A new eastern order

The war with Germany had been very costly for Poland on a financial scale. The confederacy needed allies and trade partners with the war winding down, stubborn members of Congress would reject closer relations with Athens and they were suspicious of France.
Envoys were sent to Finland and the two Russia’s to meet in Warsaw with president Vizimir.

Prime Minister Konsta Selänne read the request for a meeting in Warsaw. He looked at his schedule. It appeared to be clear. Besides it had been agreed that Poland was important regional member. So the Prime Minister sent back a reply indicating he would arrive in Warsaw shortly. He would put together a small group to travel with him, each member representing the different cultural group in the Kingdom.

The Finnish delegation would be met with and addressed while the Russians took their time. Vizimir would meet with the Prime Minister amid a large media gathering trying to get the best photo to upload about the occasion. The Finnish Prime Minister would be taken to the Presidential Palace in Warsaw after all the fanfare and necessary precautions to travel safely.

“Welcome Prime Minister Selanne, I hope your trip was a pleasant one, we’ll be having our meeting in the West Wing.” President Vizimir would take lead and walk his guests into the West Wing where several foreign dignitaries over the years, as they walked into a room with a long table and fine chairs some assistants would tell them where they would sit. The Polish, Finnish and two Russian flags would be on staffs in the room indicating Poland’s desire to arrange relations with the three nations. “If there’s anything you need, let me know we have all sorts of refreshments available and other services if needed. But thank you for coming here today.”
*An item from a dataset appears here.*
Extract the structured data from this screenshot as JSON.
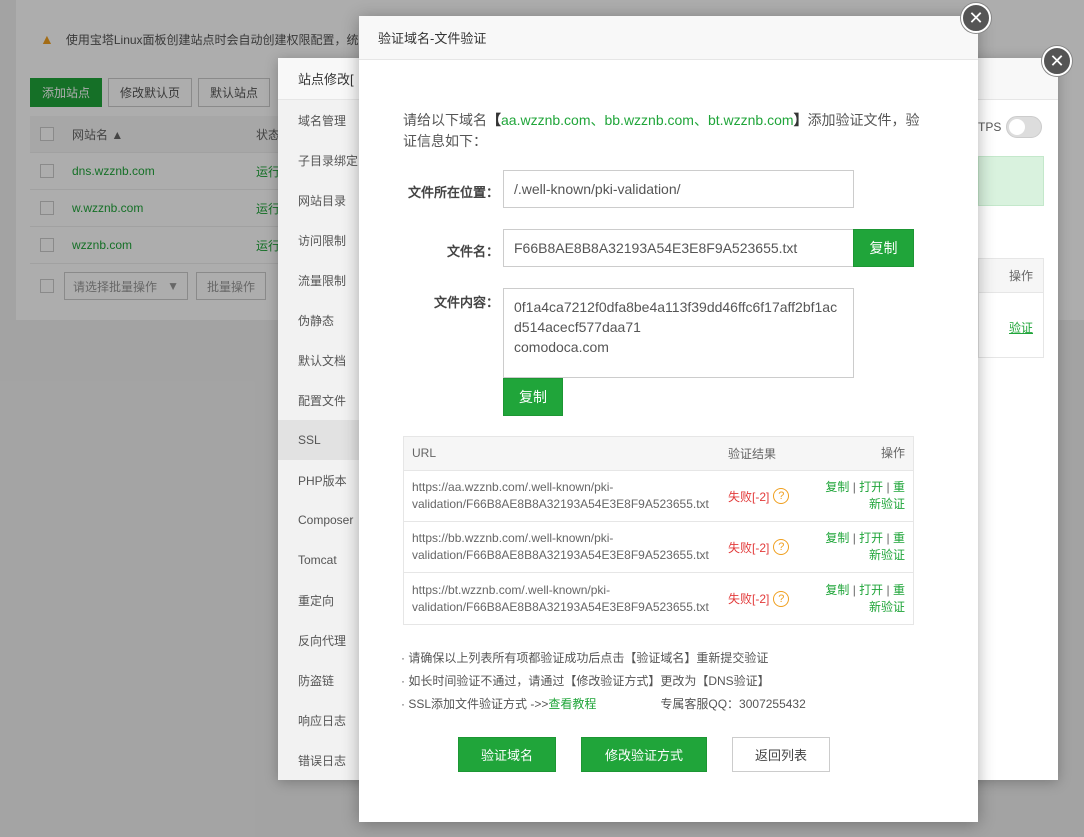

The Tsardom would send the Minister of Foreign Affairs, Natalya Ivanova, to the conference, along with some aides. The government had also sent a request asking whether arrangements had been made to account for the illegitimate status of the NUSSR, indicating that any deference shown to the NUSSR at the expense of the Tsardom would be seen as an attack on Russia’s sovereignty. While the government was willing to concede that the lands of the NUSSR were temporarily operating independently of the Russian government, it would not stand for any measure that dared to indicate the NUSSR might be a more legitimate government than that of the Tsardom.

Konsta would smile and return his polish counterpart’s polite greeting. “It wasn’t that much of a trip honestly, basically just like visiting a friend next door.” His aids would offer the President some glasses. “And consider these a gift from your northern friends. We had these made as present and an offer of congratulations on your recent victory. Of course I also have some drinks to go with them, but that can wait until after work is done.”

The issue of the two Russian states was in the eye of the confederate, a Russian matter, for simplicity sake Poland recognized Russia but with two states running it. If they were forced to choose which one, it would be simpler to just avoid them entirely.
To placate the tsardom for now, Poland would avoid answering back on sovereignty and simply reply “it is a Russian matter, not a Polish one.”

Vizimir smiled warmly at the glasses appreciating their craftsmanship, “I hope we drink to good tidings today. I think the Russian states might be late, we could wait for them or proceed between Finland and and the confederacy if you wish.”

Fashionably late because of state matters, the New Union of Soviet Socialist Republics would send Minister of Foreign Affairs Lavr Obolensky to the Conference.

With both the Russian states arrival Vizimir motioned them all to the long table to have a seat.

“Everyone, thank you for coming here. I will try to be brief as you know you are all busy people. I have brought you all here to discuss the possibility of a trade and treaty organization for our region.”

“And what would be the goal of this organization?” Konsta would ask. “Are you asking for us to commit to each other militarily or just a pledge to work together in times of hardship?”

“I am looking to establish a cross national economic, military and intelligence pact between our nations. Or at the very least the basis for one, the pact would provide protections for our nations as we stand together in defensive wars. Economic growth would be a guarantee, and we would be able to protect our interest better together.”

“I see, well the thing I think everyone can agree on would be economic. What proposal do you have to support economic growth in our nations?”